Fired from his burger-flipping job, conveniently inheriting cash from his similarly mathematical aunt, Beek will trek cross-country to New York where the “American Tennis Championships” are almost sure to feature his obsession, Lois Kuzenkova, against her nemesis “Lourdes” in the finals. He figures he can get close enough to coach Russian Lois to glory.

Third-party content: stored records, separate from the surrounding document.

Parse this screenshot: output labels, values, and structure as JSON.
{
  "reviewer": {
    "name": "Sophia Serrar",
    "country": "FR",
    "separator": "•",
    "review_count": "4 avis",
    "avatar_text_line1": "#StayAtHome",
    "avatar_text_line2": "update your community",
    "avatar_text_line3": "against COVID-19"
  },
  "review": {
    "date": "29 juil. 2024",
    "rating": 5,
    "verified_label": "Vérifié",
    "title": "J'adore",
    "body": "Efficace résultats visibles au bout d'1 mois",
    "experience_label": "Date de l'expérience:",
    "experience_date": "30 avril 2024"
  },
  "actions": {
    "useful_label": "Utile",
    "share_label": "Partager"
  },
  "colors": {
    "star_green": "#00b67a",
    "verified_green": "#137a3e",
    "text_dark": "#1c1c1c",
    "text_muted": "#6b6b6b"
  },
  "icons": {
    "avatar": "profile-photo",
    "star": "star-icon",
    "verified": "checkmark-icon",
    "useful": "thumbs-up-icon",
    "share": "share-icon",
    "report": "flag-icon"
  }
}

Yes, she’s Russian, and even before this year, the only Americans rooting for Russians were flirting with treason. No, the tennis tourney isn’t the U.S. Open because they couldn’t swing the rights to use that, and no, that’s not former champ Tracy Austin in the booth calling the match with some dope forced to tell 124 bad “Irish drunk” jokes. Kate Grimes does look like Tracy Austin, though.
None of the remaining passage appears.